With the arrival of May Day, it seemed to me a natural thing to go exploring in our so-called “Bloom Ephemera” collection. To do so is to experience almost pure randomness and happenstance.
The collection, consisting of 88 record cartons, is an unsorted amalgamation of printed matter from the 1960s and 1970s, almost all of which from a left-wing/counterculture perspective. It is the unprocessed counterpart to our Marshall Bloom Alternative Press Collection, which came to us through the late Marshall Bloom ’66, who co-founded Liberation News Service in 1967 to supply news stories to the thousands of “underground” alternative newspapers springing up all over the country.

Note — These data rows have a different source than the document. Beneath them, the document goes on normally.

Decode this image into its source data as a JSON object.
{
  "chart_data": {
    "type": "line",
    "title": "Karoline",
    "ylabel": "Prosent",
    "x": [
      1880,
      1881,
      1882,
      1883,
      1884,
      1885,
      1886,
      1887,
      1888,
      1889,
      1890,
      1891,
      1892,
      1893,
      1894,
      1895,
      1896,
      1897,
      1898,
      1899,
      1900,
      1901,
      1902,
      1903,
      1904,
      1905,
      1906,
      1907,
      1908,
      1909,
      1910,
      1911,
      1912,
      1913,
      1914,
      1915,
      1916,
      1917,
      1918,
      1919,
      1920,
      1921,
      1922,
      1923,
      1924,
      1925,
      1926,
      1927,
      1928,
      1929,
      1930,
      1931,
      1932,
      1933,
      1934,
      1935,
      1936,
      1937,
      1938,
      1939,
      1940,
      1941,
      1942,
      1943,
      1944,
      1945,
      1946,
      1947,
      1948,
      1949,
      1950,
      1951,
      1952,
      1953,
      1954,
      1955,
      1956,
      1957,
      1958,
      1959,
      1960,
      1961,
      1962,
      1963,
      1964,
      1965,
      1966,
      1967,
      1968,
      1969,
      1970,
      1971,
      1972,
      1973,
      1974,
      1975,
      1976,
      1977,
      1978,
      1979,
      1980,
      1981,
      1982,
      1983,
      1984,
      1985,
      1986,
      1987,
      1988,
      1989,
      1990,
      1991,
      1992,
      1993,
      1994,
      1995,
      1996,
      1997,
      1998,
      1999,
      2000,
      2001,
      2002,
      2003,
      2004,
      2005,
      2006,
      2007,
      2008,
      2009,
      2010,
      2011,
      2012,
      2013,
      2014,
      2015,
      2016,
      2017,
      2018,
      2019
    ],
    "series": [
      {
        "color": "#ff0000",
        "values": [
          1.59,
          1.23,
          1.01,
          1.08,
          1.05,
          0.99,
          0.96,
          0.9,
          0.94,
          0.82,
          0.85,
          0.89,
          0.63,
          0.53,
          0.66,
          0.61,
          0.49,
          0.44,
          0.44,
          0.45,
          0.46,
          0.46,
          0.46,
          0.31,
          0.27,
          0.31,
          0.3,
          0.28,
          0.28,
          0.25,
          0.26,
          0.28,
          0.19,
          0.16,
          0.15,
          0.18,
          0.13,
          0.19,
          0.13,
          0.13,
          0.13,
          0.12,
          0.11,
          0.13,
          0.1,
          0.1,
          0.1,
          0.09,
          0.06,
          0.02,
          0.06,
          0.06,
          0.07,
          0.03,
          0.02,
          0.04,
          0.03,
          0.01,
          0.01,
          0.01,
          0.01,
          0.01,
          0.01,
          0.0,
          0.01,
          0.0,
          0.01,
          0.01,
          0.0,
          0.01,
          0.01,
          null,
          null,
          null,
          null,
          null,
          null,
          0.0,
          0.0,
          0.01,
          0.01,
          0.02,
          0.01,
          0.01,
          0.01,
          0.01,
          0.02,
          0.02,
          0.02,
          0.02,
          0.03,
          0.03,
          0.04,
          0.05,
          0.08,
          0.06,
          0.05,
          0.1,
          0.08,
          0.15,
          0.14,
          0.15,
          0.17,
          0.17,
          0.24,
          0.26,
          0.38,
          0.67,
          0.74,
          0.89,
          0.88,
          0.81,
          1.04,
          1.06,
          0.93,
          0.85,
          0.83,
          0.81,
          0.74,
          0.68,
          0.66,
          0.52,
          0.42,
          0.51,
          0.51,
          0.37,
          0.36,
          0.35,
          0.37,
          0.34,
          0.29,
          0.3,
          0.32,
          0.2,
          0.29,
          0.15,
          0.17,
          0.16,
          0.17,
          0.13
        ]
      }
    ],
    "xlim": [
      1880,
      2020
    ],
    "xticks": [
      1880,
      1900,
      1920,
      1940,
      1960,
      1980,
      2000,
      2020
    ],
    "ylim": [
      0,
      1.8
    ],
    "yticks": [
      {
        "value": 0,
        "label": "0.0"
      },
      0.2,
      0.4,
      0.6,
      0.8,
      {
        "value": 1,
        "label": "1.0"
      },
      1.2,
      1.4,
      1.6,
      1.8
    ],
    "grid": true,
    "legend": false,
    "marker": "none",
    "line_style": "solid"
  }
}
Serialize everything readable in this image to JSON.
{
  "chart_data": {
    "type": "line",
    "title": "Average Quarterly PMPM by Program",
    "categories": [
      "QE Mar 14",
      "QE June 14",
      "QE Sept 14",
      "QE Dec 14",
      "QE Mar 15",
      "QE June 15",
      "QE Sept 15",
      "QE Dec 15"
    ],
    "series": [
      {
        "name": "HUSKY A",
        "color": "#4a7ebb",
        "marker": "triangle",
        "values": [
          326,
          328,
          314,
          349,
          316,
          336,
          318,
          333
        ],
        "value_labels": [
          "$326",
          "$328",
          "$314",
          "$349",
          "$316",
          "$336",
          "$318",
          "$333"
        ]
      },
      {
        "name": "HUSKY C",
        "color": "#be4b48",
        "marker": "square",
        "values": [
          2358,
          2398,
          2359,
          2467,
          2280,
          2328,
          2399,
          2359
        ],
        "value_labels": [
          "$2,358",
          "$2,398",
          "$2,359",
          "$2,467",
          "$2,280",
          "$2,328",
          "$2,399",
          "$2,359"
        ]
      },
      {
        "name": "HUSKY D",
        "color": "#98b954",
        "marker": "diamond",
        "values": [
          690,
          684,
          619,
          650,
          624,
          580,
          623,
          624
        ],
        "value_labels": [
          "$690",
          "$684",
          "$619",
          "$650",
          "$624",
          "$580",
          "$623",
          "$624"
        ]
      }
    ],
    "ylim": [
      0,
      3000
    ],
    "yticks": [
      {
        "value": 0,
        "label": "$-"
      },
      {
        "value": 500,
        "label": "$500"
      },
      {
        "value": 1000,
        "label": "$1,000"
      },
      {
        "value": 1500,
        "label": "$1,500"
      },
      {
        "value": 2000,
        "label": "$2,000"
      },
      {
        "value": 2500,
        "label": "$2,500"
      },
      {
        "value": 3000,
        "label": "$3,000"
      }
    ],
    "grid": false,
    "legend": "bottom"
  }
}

What I discovered in my exploration of the Bloom Ephemera is that it really does not really consist of “ephemera” at all — at least not as traditionally defined as “paper items (as posters, broadsides, and tickets) that were originally meant to be discarded after use but have since become collectibles” (Merriam-Webster). It consists, in fact, chiefly of periodicals — and while periodicals (magazines, newspapers, newsletters, etc.) have a limited active life and might in that sense be considered somewhat ephemeral, they are regular publications that libraries, for example, systematically retain (as opposed to handbills and ticket stubs, which they do not).
Some of the magazines here, I’m sure, are duplicates of those found in the Bloom Alternative Press Collection. Some are fairly mainstream popular magazines (e.g., Commonweal, Ramparts) that don’t closely fit the definition of “alternative.” But much else is wonderfully obscure and one-of-a-kind: newsletters put out by tiny leftist organizations, press releases, zines, local free newsweeklies, and so on.
The collection seems to have a mixed provenance. Some items bear labels addressed to individuals in Washington, D.C., but there is also much else that is addressed to Liberation News Service, 160 Claremont Ave., New York, NY. The material dates to as late as 1975. With the eventual decline of the New Left movement after the end of the Vietnam War, LNS ceased operations around that time.
Unfortunately, the research value of the Bloom Ephemera Collection is compromised in its current random state. Undoubtedly it contains rich and fascinating documentation of the New Left and the myriad socio-political issues it encompasses, but any researchers seeking material on a specific topic within it would need to be very dogged in their pursuit!